Inquietude de Roger não deixa Palmeiras se contentar com pouco

O Palmeiras vencia o Novorizontino por 3 a 0 e o jogo de ida das quartas de final do Paulistão já caminhava para o fim, mas Roger Machado continuava inquieto à beira do campo. A todo instante, o técnico tentava evitar que sua equipe relaxasse e deixasse a intensidade cair.

E não digam que ele não avisou. Após a vitória por 2 a 0 sobre o São Paulo, o comandante palmeirense disse que o sarrafo havia aumentado: "Não há porque não fazer se já mostramos que é possível". E é fato que o Palmeiras, apesar da larga vantagem construída, jogou menos contra o Novorizontino do que contra o São Paulo. Ou seja, menos do que pode.

A defesa chegou ao terceiro jogo consecutivo sem sofrer gols, mas Jailson precisou trabalhar e Victor Luis tirou uma bola em cima da linha.
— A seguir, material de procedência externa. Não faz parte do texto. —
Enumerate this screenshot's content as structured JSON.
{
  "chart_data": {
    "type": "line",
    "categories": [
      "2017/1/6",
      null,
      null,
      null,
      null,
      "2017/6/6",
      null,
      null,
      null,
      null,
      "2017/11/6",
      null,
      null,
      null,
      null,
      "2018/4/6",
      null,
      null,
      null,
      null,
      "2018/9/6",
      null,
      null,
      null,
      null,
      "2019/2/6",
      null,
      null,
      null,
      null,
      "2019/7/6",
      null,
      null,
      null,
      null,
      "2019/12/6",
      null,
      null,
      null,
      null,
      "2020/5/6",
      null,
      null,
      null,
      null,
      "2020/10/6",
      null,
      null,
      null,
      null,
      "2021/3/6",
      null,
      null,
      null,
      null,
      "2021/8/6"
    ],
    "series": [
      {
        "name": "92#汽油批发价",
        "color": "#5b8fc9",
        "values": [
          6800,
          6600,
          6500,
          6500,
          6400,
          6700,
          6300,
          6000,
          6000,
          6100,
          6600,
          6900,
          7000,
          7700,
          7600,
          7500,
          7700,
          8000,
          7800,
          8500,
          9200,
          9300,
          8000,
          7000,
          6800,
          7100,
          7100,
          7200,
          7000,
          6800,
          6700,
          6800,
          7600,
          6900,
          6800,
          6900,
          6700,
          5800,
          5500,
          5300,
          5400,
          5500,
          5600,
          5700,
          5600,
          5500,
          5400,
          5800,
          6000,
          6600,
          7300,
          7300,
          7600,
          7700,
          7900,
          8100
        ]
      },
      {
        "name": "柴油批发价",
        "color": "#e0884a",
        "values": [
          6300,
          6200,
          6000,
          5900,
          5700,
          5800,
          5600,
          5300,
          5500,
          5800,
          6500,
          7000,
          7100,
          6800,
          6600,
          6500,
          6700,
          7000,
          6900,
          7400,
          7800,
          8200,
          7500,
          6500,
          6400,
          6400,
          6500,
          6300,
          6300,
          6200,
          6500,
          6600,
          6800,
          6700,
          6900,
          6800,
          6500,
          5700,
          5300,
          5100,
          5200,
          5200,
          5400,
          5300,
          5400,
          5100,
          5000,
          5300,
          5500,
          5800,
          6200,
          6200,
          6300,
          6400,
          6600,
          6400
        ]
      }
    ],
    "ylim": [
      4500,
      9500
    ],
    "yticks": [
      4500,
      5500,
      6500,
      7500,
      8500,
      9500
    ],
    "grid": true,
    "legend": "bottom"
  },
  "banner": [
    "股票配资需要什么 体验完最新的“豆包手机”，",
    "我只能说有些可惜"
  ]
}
Os inúmeros cruzamentos do adversário complicaram a vida do Palmeiras. Também houve momentos em que a equipe deu espaços para o Novorizontino trocar passes no campo de ataque.
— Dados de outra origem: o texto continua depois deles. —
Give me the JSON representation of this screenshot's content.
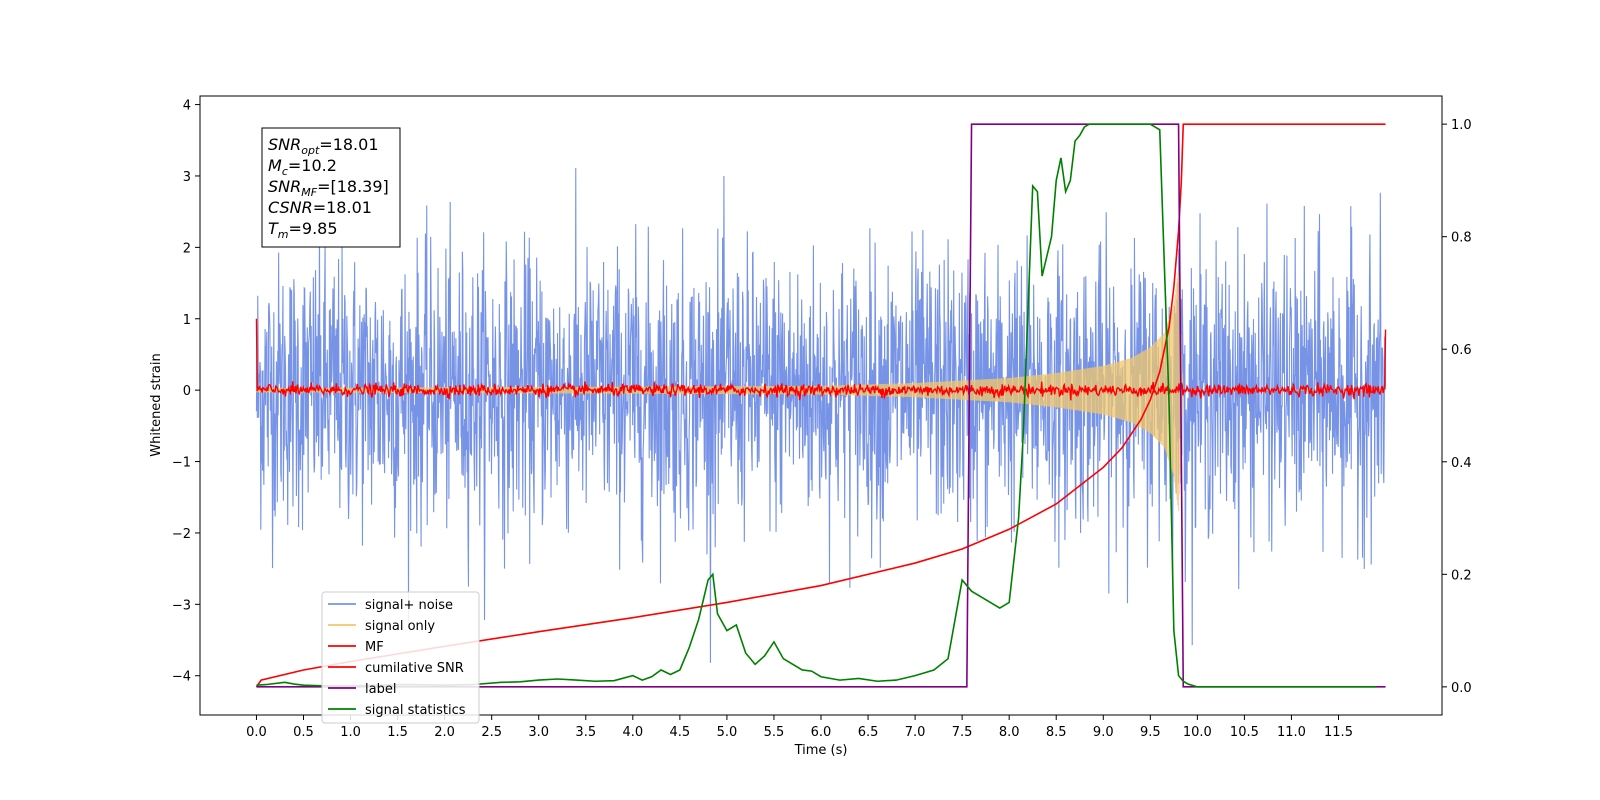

O setor ofensivo teve alguns momentos de morosidade, sem aquela dinâmica que deixou o São Paulo tonto e certas vezes sem a doação que impediu o rival de sair jogando com qualidade. Borja, muito disperso, fez uma partida nível 2017. Keno, que o substituiu, demorou um pouco para entrar no jogo. Roger reclamou com ambos. Outro que não foi bem é Lucas Lima.

- O Roger vem cobrando muito porque sabe que tenho potencial, hoje ele falou ali que eu estava frio (risos). Eu errei três passes seguidos, não sou de errar passe assim. Sei da minha qualidade - disse Keno, após a partida.

A inquietude do treinador certamente colocará uma lupa sobre os erros cometidos neste sábado. Bom para manter a concentração e melhorar o nível do time com a cabeça não só no jogo de volta contra o Novorizontino, quarta-feira, mas principalmente nos confrontos mais complicados que virão. Basta lembrar que o Palmeiras passou facilmente pelo mesmo Novorizontino em 2017, mas desconcentrou-se e foi atropelado pela Ponte Preta na semifinal.

Em tempo: estamos falando de uma vitória maiúscula sobre uma das melhores equipes do interior - talvez a melhor, visto que fez a terceira melhor campanha da primeira fase. Houve coisas muito boas: Marcos Rocha deu mais um show de desarmes, Bruno Henrique teve nova atuação consistente, Willian rendeu como referência (função que provavelmente vai executar na ausência de Borja) e Jailson foi ótimo quando exigido.